On Wednesday 3rd September 2025, I made a speech about deforestation
Transcript:
Ms WATSON-BROWN (Ryan) (18:45): Congratulations to us! Here in Australia, we are responsible for more deforestation than almost any other country on earth. And the Labor government wants to make it worse.
Australia is a major global deforestation—shame, shame, shame—rivalled only by Brazil and Indonesia. Every year, hundreds of thousands of hectares of Australia's unique forests and bushland are bulldozed. In Queensland alone, shamefully, analysis from the Wilderness Society shows that every four minutes threatened species habitat the scale of the Sydney Harbour Bridge area is bulldozed for beef. When allowed to thrive, Australia's precious forests and bushlands provide habitat for threatened species like the koala, the greater glider and the red goshawk and serve as water filters and carbon sinks. My electorate of Ryan is absolutely blessed with large areas of bushland, beautiful creekways and wildlife, and many active volunteer environmental groups working tirelessly, in a volunteering capacity, to preserve, nurture and restore our precious natural environments.
But, as usual, the Albanese government is kowtowing to vested interests and lobby groups to further trash nature protections.
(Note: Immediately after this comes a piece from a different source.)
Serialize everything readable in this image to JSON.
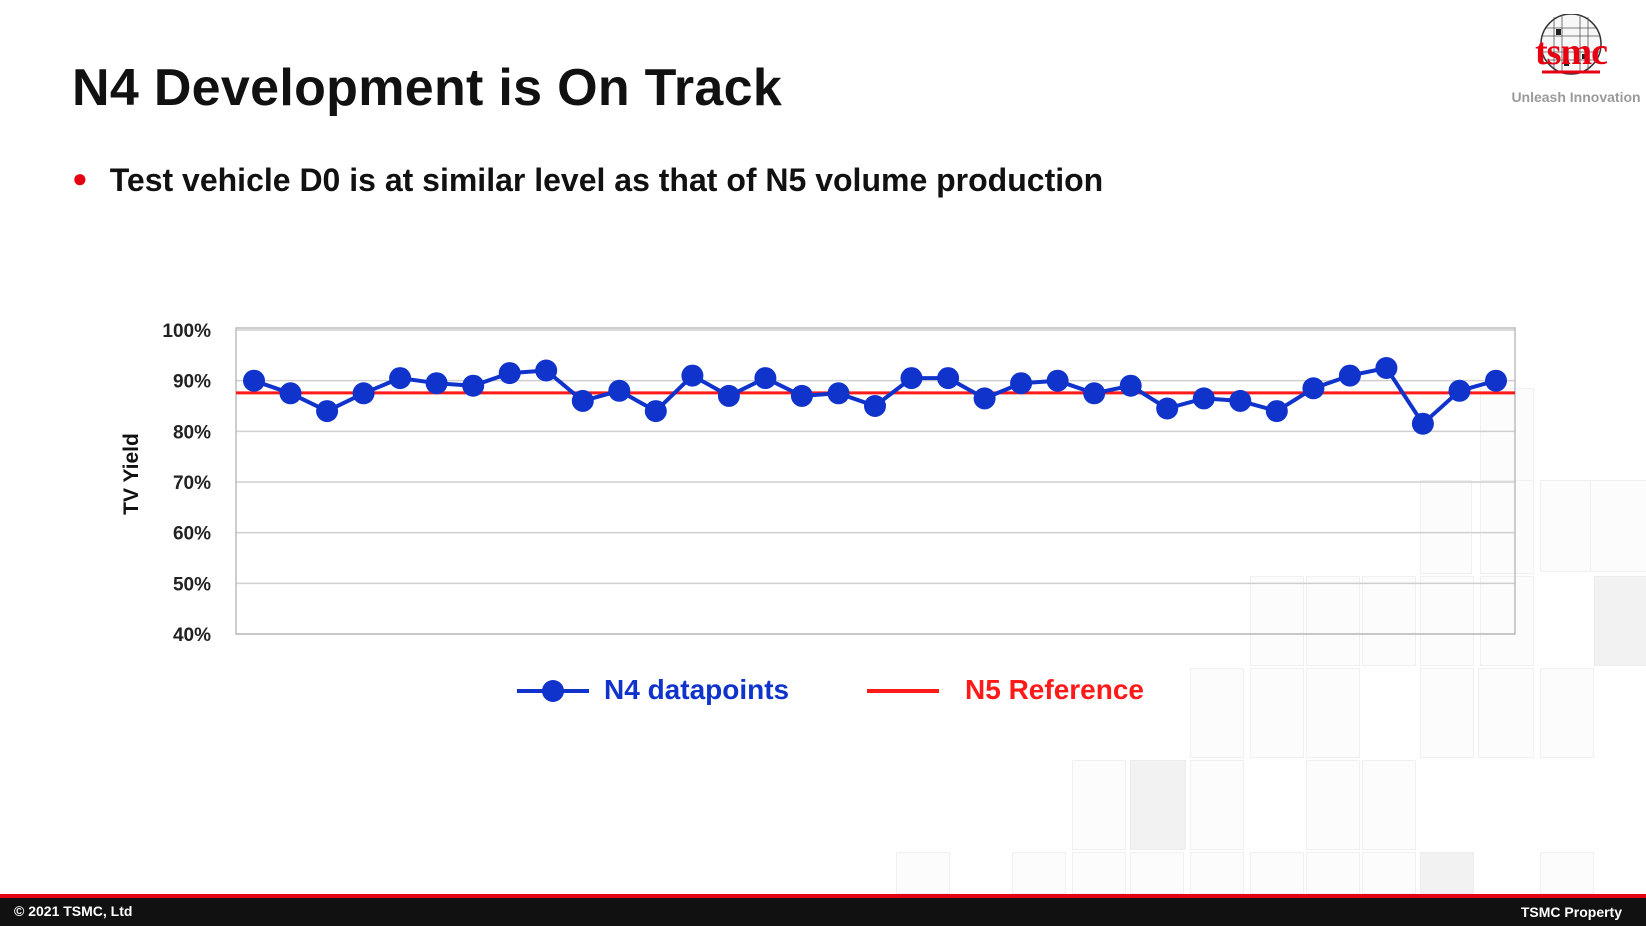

As usual, they're trying to rush a deal through without addressing the deforestation crisis, and it is a very serious crisis in Australia. The Albanese government must strengthen federal environmental protections and close damaging deforestation loopholes that have allowed this terrible destruction to go on for way too long.
A report released just today showed that Australia's natural environment contributes half a trillion dollars to our economy annually. That's as much as the mining and finance sectors combined. But this huge contribution to our economy is under threat from climate change, of course, and other environmental damage. The report recommends that the government adopt Greens policy to spend one per cent of GDP, which is around $3.4 billion, on protecting nature so that it can still be enjoyed by generations to come.
We also got shocking revelations this week about just how much environmental damage big corporations are getting away with under the current laws—yes, legally.